Policiers français et italien à l'ambassade de France déballent "la porte de Banksy", à Rome le 14 juillet 2020

Policiers français et italien à l'ambassade de France déballent "la porte de Banksy", à Rome le 14 juillet 2020 - Filippo MONTEFORTE © 2019 AFP

Huit hommes sont jugés jusqu'à vendredi pour avoir volé et transporté en janvier 2019 une porte de la salle du Bataclan sur laquelle l'artiste Banksy a dessiné une œuvre en hommage aux victimes de l'attaque.

Face au tribunal, les rancœurs sont encore loin d'être apaisées. À les voir ce mercredi après-midi devant le tribunal correctionnel de Paris, on a du mal à imaginer que Franck Grillet-Aubert et Kevin Gadouche aient pu commettre un vol dont le retentissement a été aussi fort. Les deux hommes, âgés de 36 et 35 ans, sont jugés pour avoir volé, avec un troisième homme, Danis Gérizier, la porte du Bataclan sur laquelle figure l'œuvre de l'artiste Banksy, dessinée en hommage aux victimes des attentats du 13-Novembre.

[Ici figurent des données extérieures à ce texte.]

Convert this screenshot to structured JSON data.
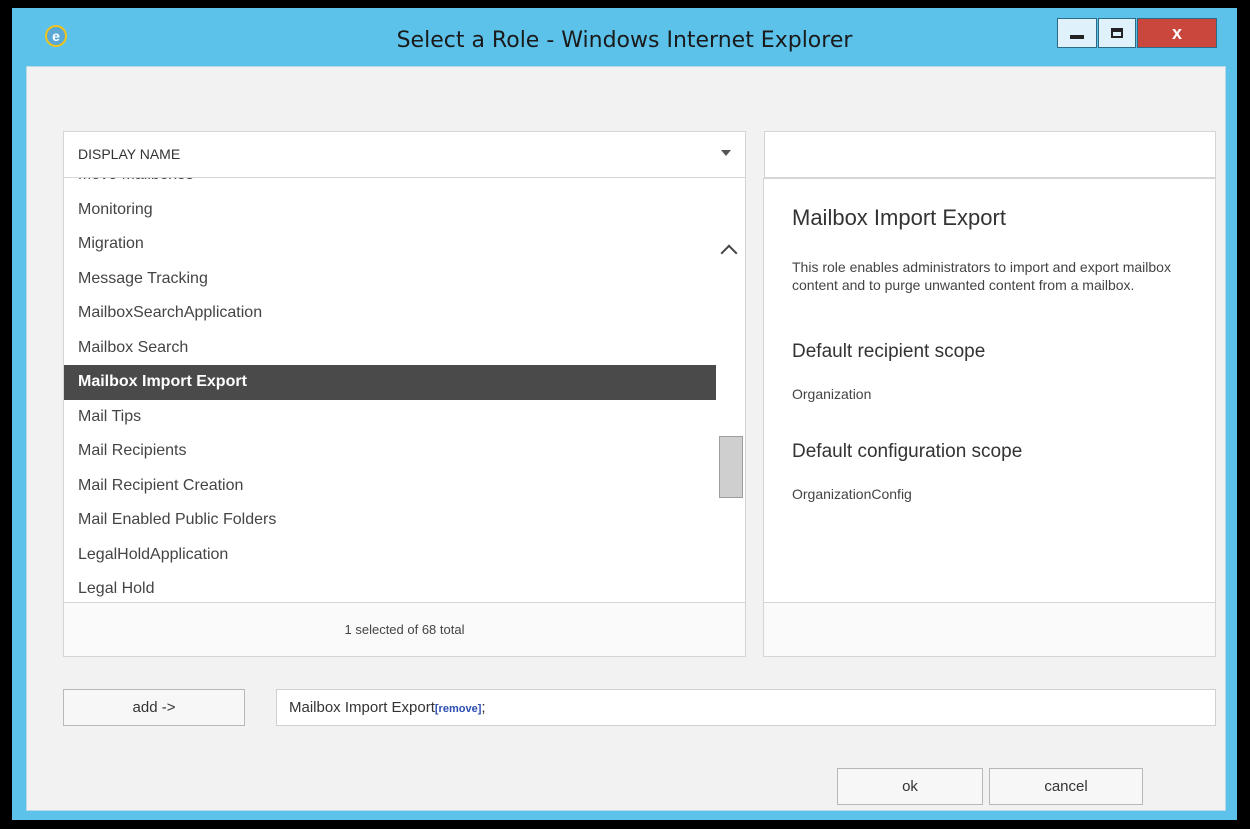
{
  "window": {
    "title": "Select a Role - Windows Internet Explorer",
    "close_glyph": "x"
  },
  "list": {
    "header_label": "DISPLAY NAME",
    "items": [
      "Move Mailboxes",
      "Monitoring",
      "Migration",
      "Message Tracking",
      "MailboxSearchApplication",
      "Mailbox Search",
      "Mailbox Import Export",
      "Mail Tips",
      "Mail Recipients",
      "Mail Recipient Creation",
      "Mail Enabled Public Folders",
      "LegalHoldApplication",
      "Legal Hold"
    ],
    "selected_item": "Mailbox Import Export",
    "footer_status": "1 selected of 68 total"
  },
  "details": {
    "title": "Mailbox Import Export",
    "description": "This role enables administrators to import and export mailbox content and to purge unwanted content from a mailbox.",
    "recipient_scope_heading": "Default recipient scope",
    "recipient_scope_value": "Organization",
    "config_scope_heading": "Default configuration scope",
    "config_scope_value": "OrganizationConfig"
  },
  "actions": {
    "add_label": "add ->",
    "selected_value": "Mailbox Import Export",
    "remove_label": "[remove]",
    "separator": ";",
    "ok_label": "ok",
    "cancel_label": "cancel"
  },
  "icons": {
    "app_icon": "internet-explorer-icon",
    "minimize_icon": "minimize-icon",
    "maximize_icon": "maximize-icon",
    "close_icon": "close-icon",
    "sort_icon": "chevron-down-icon",
    "scroll_up_icon": "chevron-up-icon",
    "scroll_down_icon": "chevron-down-icon"
  },
  "colors": {
    "frame": "#5cc2ea",
    "close_button": "#c9473c",
    "selected_row": "#4a4a4a",
    "link": "#2a4db0"
  }
}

Kevin Gadouche et Franck Grillet-Aubert ont déjà été condamnés auparavant pour des délits commis ensemble. Jusqu'à ce vol, ces amis depuis une vingtaine d'années se fréquentent régulièrement. À l'audience pourtant, la tension est vive entre les deux hommes. "Si vous écoutez ce monsieur, je suis mort", lance le premier estimant être accusé de tous les torts. "C'est M. Gadouche qui s'est occupé du camion (pour le vol, NDLR) pour la simple et bonne raison, qu'il ne fait rien et qu'il n'a que ça à faire", rétorque le second. Chacun attribuant à l'autre la responsabilité des faits qui leur sont reprochés.

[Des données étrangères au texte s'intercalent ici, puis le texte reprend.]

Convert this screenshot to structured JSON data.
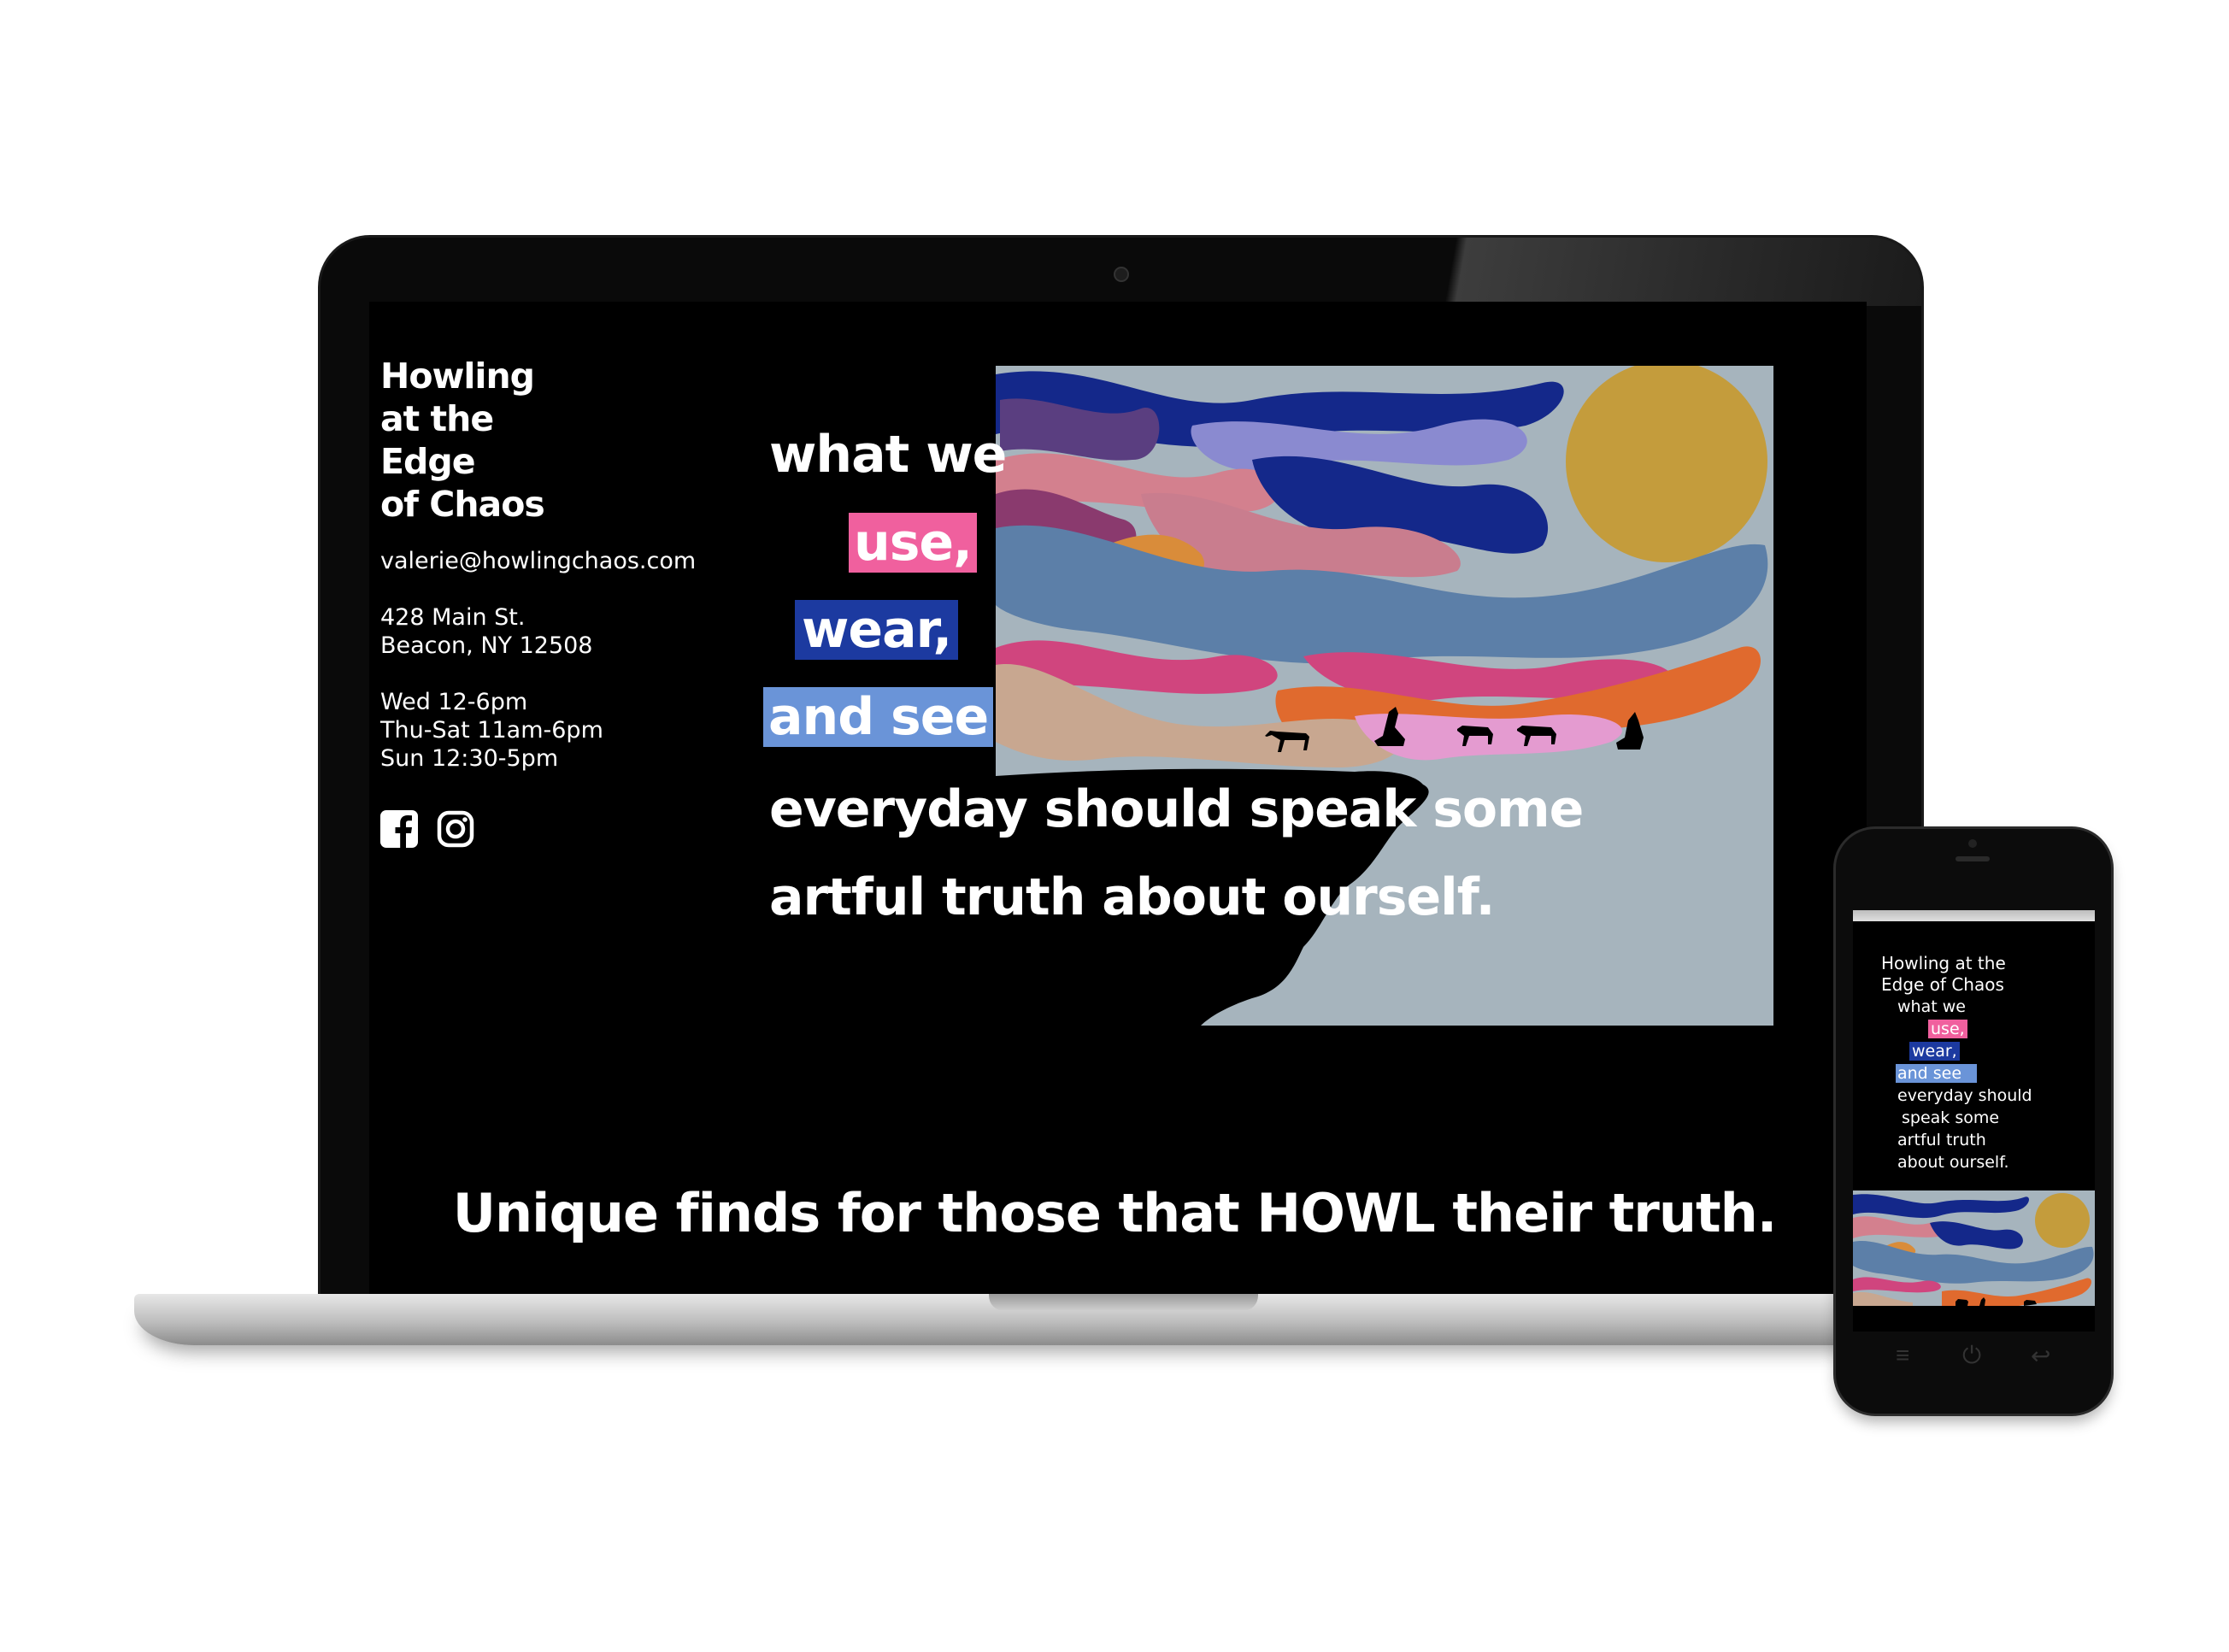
{
  "laptop": {
    "brand": {
      "line1": "Howling",
      "line2": "at the",
      "line3": "Edge",
      "line4": "of Chaos"
    },
    "email": "valerie@howlingchaos.com",
    "address": {
      "line1": "428 Main St.",
      "line2": "Beacon, NY 12508"
    },
    "hours": {
      "line1": "Wed 12-6pm",
      "line2": "Thu-Sat 11am-6pm",
      "line3": "Sun 12:30-5pm"
    },
    "social_icons": [
      "facebook-icon",
      "instagram-icon"
    ],
    "headline": {
      "line1": "what we",
      "use": "use,",
      "wear": "wear,",
      "see": "and see",
      "line5": "everyday should speak some",
      "line6": "artful truth about ourself."
    },
    "tagline": "Unique finds for those that HOWL their truth."
  },
  "phone": {
    "brand": {
      "line1": "Howling at the",
      "line2": "Edge of Chaos"
    },
    "headline": {
      "line1": "what we",
      "use": "use,",
      "wear": "wear,",
      "see": "and see",
      "line5": "everyday should",
      "line6": "speak some",
      "line7": "artful truth",
      "line8": "about ourself."
    }
  },
  "colors": {
    "pink": "#f0609e",
    "navy": "#1c3aa0",
    "light_blue": "#6a94d8",
    "art_background": "#a6b4bd",
    "sun": "#c49c3c"
  }
}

Pourtant, ce sont bien eux, Franck Grillet-Aubert au volant de la camionnette puis à la manœuvre avec une disqueuse pour briser les gonds de la porte de l'issue de secours du Bataclan, et Kévin Gadouche transportant la porte avec l'aide de Danis Gerizier dans le camion qui sont filmés travaillant de concert. Entre cette nuit-là et cette audience, le deuxième a volé la compagne du second, au détriment de sa propre copine. Un triangle amoureux, des rancoeurs, qui, selon l'accusation, sont certainement la clé qui a permis leur identification par la police judiciaire parisienne et la découverte de l'oeuvre en Italie.

Triangle amoureux

Lors de l'instruction, tous ont reconnu leur participation lors de ce vol qui a eu lieu en moins de 10 minutes dans la nuit du 25 au 26 janvier 2019. Le tribunal a lui tenté de démêler plusieurs zones d'ombre qui restent encore malgré les trois ans d'enquête. Qui a eu l'idée de ce vol? "L'idée vient de lui et de moi", tranche Kevin Gadouche, condamné à 25 reprises notamment pour vol, qui affirme avoir entendu parler de l'artiste Banksy par l'intermédiaire d'un autre homme, Mehdi Meftah, un gagnant au loto qui a lancé sa propre marque de t-shirts de luxe.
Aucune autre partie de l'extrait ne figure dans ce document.